On a recent client we found ourselves battling what became known as JCR installer hell. No, it wasn't quite as bad as whatever hell you might imagine. Yes, it was quite the inconvenience. If you've experienced yourself, you'll immediately start nodding your head. Let me know if you've heard this one:
- You make some updates to a bundle or three locally.
- Your pull request is merged or the watched branch is updated via push and your CI box kicks off the build.
- You get notified of build success (or just keep Jenkins open and auto-refreshing if you're OCD like me) and anxiously hop onto the relevant environment to take a look at your changes.
- After 10 minutes of furiously clicking around you begin scratching that spot on your head you always scratch when the code you know was just built out and succeeded locally doesn't seem to be working anymore.
- You quietly contemplate your own existence...

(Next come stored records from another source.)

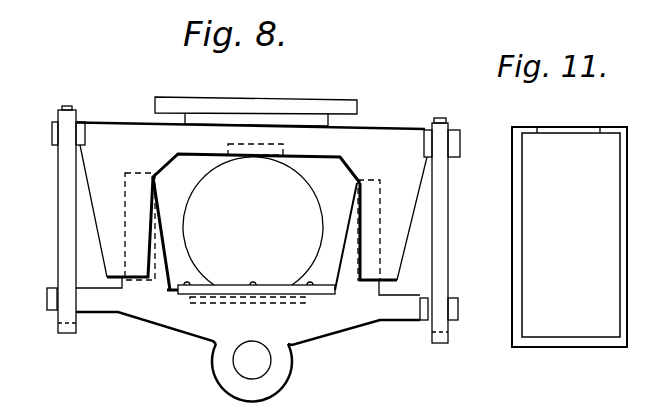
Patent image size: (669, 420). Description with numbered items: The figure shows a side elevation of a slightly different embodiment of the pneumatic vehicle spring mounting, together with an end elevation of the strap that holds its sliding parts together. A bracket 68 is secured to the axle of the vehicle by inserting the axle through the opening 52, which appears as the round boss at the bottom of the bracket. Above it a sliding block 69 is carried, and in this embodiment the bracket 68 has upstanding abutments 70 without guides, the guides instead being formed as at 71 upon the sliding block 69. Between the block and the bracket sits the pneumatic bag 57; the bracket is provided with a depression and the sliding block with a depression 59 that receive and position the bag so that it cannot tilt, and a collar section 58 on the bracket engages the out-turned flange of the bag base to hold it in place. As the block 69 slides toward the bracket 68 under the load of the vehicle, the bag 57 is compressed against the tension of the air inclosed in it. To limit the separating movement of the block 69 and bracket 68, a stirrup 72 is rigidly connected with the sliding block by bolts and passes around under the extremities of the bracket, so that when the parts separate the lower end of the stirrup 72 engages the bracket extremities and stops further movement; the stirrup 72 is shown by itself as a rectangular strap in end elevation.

In FIG. 8, the opening 52 is at (252, 371).
In FIG. 8, the pneumatic bag 57 is at (253, 221).
In FIG. 8, the collar section 58 is at (193, 290).
In FIG. 8, the socket 59 is at (262, 143).
In FIG. 8, the bracket 68 is at (347, 317).
In FIG. 8, the sliding block 69 is at (390, 127).
In FIG. 8, the upstanding abutment 70 is at (155, 263).
In FIG. 8, the guide 71 is at (138, 225).
In FIG. 11, the stirrup 72 is at (617, 230).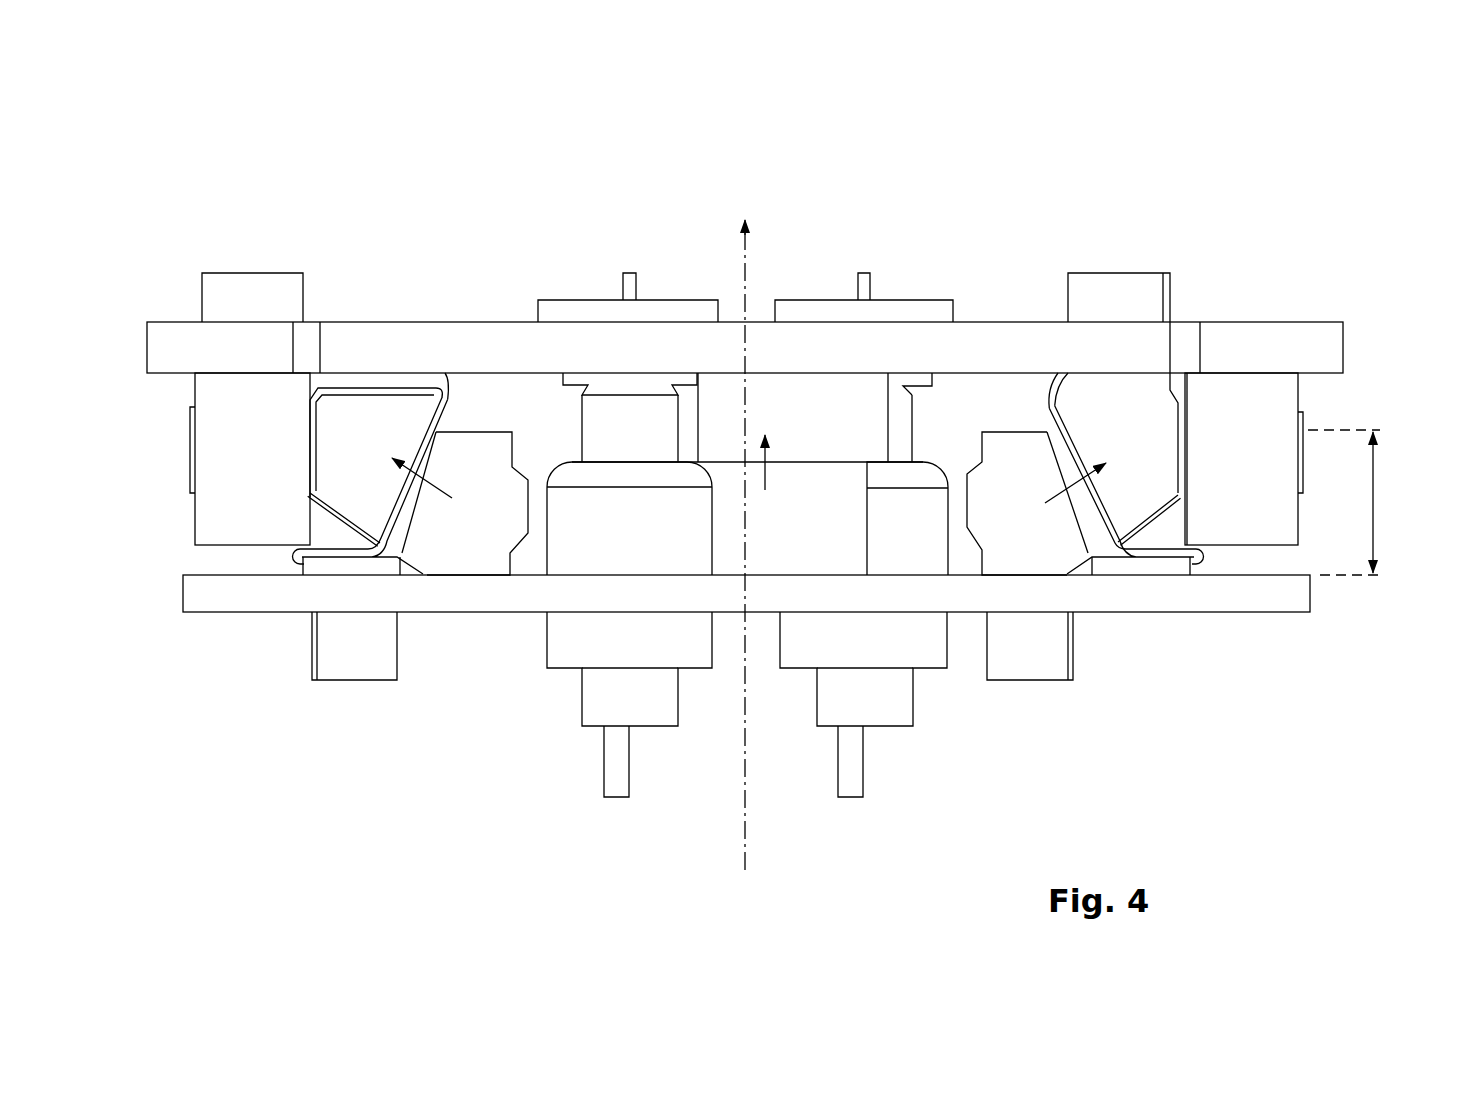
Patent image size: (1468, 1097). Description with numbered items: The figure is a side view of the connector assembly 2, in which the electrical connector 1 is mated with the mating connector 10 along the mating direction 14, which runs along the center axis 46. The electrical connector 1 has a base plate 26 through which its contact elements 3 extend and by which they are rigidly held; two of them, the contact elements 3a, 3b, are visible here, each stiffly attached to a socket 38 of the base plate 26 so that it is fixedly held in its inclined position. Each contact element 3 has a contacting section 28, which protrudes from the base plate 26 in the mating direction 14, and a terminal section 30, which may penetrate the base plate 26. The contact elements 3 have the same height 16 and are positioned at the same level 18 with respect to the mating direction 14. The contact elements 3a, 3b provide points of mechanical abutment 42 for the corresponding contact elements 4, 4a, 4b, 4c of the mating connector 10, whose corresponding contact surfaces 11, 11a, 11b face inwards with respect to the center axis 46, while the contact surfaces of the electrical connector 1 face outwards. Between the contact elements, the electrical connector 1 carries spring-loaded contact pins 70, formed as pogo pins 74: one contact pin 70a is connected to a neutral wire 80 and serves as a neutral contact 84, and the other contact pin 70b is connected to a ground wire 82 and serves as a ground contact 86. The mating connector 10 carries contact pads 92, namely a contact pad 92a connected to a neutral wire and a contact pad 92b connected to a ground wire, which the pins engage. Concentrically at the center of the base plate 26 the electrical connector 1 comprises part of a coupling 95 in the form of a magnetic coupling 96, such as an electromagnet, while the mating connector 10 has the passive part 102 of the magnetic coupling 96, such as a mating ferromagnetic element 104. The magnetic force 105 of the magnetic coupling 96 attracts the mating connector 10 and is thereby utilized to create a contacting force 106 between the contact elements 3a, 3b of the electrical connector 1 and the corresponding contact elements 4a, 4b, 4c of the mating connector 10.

The electrical connector 1 is at (162, 629).
The connector assembly 2 is at (1272, 148).
The contact elements 3 is at (745, 581).
The contact element 3a is at (438, 549).
The contact element 3b is at (997, 523).
The corresponding contact elements 4 is at (754, 376).
The corresponding contact element 4a is at (338, 423).
The corresponding contact element 4b is at (1160, 432).
The corresponding contact element 4c is at (864, 272).
The mating connector 10 is at (140, 347).
The corresponding contact surfaces 11 is at (507, 430).
The corresponding contact surface 11a is at (465, 503).
The corresponding contact surface 11b is at (1027, 503).
The mating direction 14 is at (747, 238).
The height 16 is at (1373, 500).
The level 18 is at (1335, 580).
The base plate 26 is at (1330, 347).
The contacting section 28 is at (525, 446).
The terminal section 30 is at (286, 665).
The socket 38 is at (232, 507).
The points of mechanical abutment 42 is at (425, 549).
The center axis 46 is at (748, 870).
The contact pin 70 is at (748, 355).
The contact pin 70a is at (602, 413).
The contact pin 70b is at (993, 440).
The pogo pin 74 is at (748, 355).
The neutral wire 80 is at (616, 782).
The ground wire 82 is at (848, 782).
The neutral contact 84 is at (572, 642).
The ground contact 86 is at (808, 638).
The contact pad 92 is at (781, 302).
The contact pad 92a is at (653, 380).
The contact pad 92b is at (903, 403).
The coupling 95 is at (747, 542).
The magnetic coupling 96 is at (773, 398).
The passive part 102 is at (719, 417).
The mating ferromagnetic element 104 is at (719, 417).
The magnetic force 105 is at (770, 472).
The contacting force 106 is at (427, 403).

- As a good developer you paired your updates with some proper logging like a wedge of cheese with a fine merlot so you open up the log to see what's going on.
- You begin scratching that spot on your head you always scratch when the code you know was just built that contained your new logging isn't, well, logging.

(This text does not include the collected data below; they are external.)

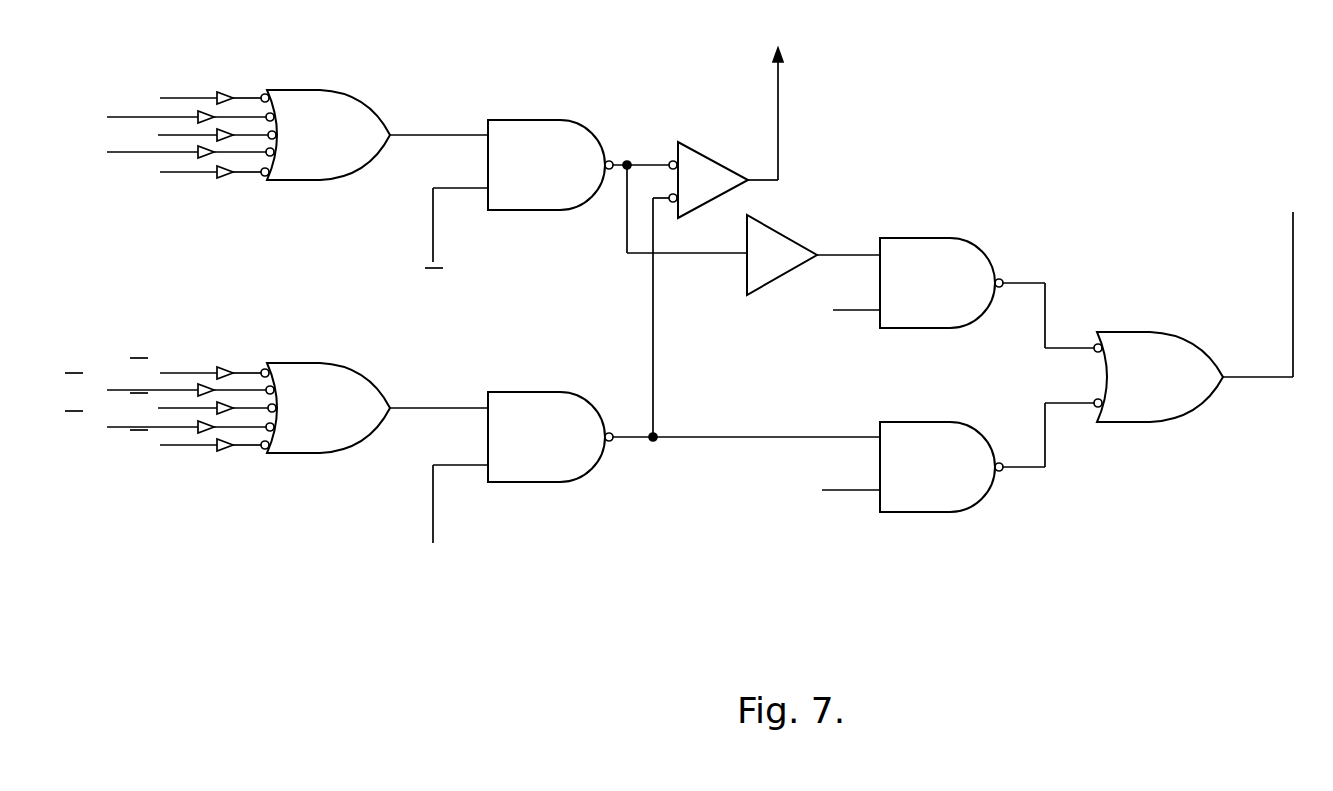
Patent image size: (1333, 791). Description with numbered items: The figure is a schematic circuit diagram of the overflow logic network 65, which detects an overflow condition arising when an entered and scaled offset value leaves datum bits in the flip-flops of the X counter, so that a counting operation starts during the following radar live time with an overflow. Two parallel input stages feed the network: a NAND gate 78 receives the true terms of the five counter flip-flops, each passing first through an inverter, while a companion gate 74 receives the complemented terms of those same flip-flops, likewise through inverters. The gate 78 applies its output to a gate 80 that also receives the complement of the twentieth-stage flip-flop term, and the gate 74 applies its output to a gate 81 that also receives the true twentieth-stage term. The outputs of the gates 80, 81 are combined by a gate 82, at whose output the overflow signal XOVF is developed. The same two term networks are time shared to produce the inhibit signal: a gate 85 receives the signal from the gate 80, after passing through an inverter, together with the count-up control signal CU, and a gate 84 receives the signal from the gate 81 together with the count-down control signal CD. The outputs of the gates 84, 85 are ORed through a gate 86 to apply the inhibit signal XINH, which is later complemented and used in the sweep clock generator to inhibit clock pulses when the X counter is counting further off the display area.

The logic network 65 is at (1094, 514).
The gate 74 is at (340, 370).
The NAND gate 78 is at (367, 120).
The gate 80 is at (563, 135).
The gate 81 is at (552, 403).
The gate 82 is at (695, 158).
The gate 84 is at (957, 428).
The gate 85 is at (957, 248).
The gate 86 is at (1155, 343).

A Quick Word on the JCR Installer
One way of installing, say, a bundle is to do so manually through Apache Felix. However, this is neither recommended nor would it be ideal to have to manually update a bundle after you've made some updates. Further, we install most everything else in AEM projects via content package anyway (ideally via the Maven content package plugin). Why should our bundles be any different? Thanks to the JCR Installer Provider of Sling, they don't have to be. The JCR Installer Provider is what allows us to follow best practice and deploy our bundles via an 'install' directory under /apps. What's actually happening under the hood is that the JCR Installer Provider continually scans the repository using standard Sling resolution rules and matches via regular expression to directories that start with the word 'install'. For any new artifacts that it finds from these scans (such as an updated bundle), it passes them over to the OSGi Installer which then actually does the installation. It's worth mentioning that, in Sling, a 'provider' is intended to find and 'provide' items to an installer.

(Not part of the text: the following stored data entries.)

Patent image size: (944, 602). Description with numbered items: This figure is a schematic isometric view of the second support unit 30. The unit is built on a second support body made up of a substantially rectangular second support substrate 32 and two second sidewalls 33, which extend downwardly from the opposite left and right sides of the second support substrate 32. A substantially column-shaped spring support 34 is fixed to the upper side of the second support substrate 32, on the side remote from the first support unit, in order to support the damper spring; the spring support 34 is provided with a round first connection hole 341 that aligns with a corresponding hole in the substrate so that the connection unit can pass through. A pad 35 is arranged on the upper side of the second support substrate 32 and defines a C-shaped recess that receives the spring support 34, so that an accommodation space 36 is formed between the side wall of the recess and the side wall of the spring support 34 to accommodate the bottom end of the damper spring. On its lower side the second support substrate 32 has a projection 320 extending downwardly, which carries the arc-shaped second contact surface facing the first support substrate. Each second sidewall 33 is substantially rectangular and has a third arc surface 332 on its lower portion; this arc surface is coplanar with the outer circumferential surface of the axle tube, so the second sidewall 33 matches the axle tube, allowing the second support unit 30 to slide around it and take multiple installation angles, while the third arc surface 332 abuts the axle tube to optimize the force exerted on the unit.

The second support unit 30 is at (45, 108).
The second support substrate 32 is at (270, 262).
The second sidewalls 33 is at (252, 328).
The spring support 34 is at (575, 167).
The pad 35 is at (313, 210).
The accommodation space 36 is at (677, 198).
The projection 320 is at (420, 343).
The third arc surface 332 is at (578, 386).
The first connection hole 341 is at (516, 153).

Okay so what happened to my code...
Some time around August in 2014, the Sling community updated the JCR Installer Provider to introduce a new mechanism where installations could be put on hold to allow time for another installation to complete. While this makes sense, especially given just how large some package installations can be for sizable teams with reasonably large code bases, it means that the package installer now has a new responsibility to create a node at /system/sling/installer/jcr/pauseInstallation at the start of an installation and to to remove this node at the conclusion. What ended up happening is that, sometimes, installation can remain paused indefinitely due to a number of different reasons. While this ticket exists and seeks to resolve the issue within Sling, it looks like Adobe, as of the newly released AEM 6.2, may have already resolved it (see the fourth bullet under 'Deployment'), potentially as part of an update to CRX.
So until you're on 6.2, or until SLING-5421 gets resolved, if you're finding that your bundles aren't updating appropriately, make sure you check your /system/sling/installer/pauseInstallation directory for any children. If you see any, and you're not actively installing, delete them, save, and the JCR Installer Provider should then pass your updated bundle(s) over to the OSGi Installer.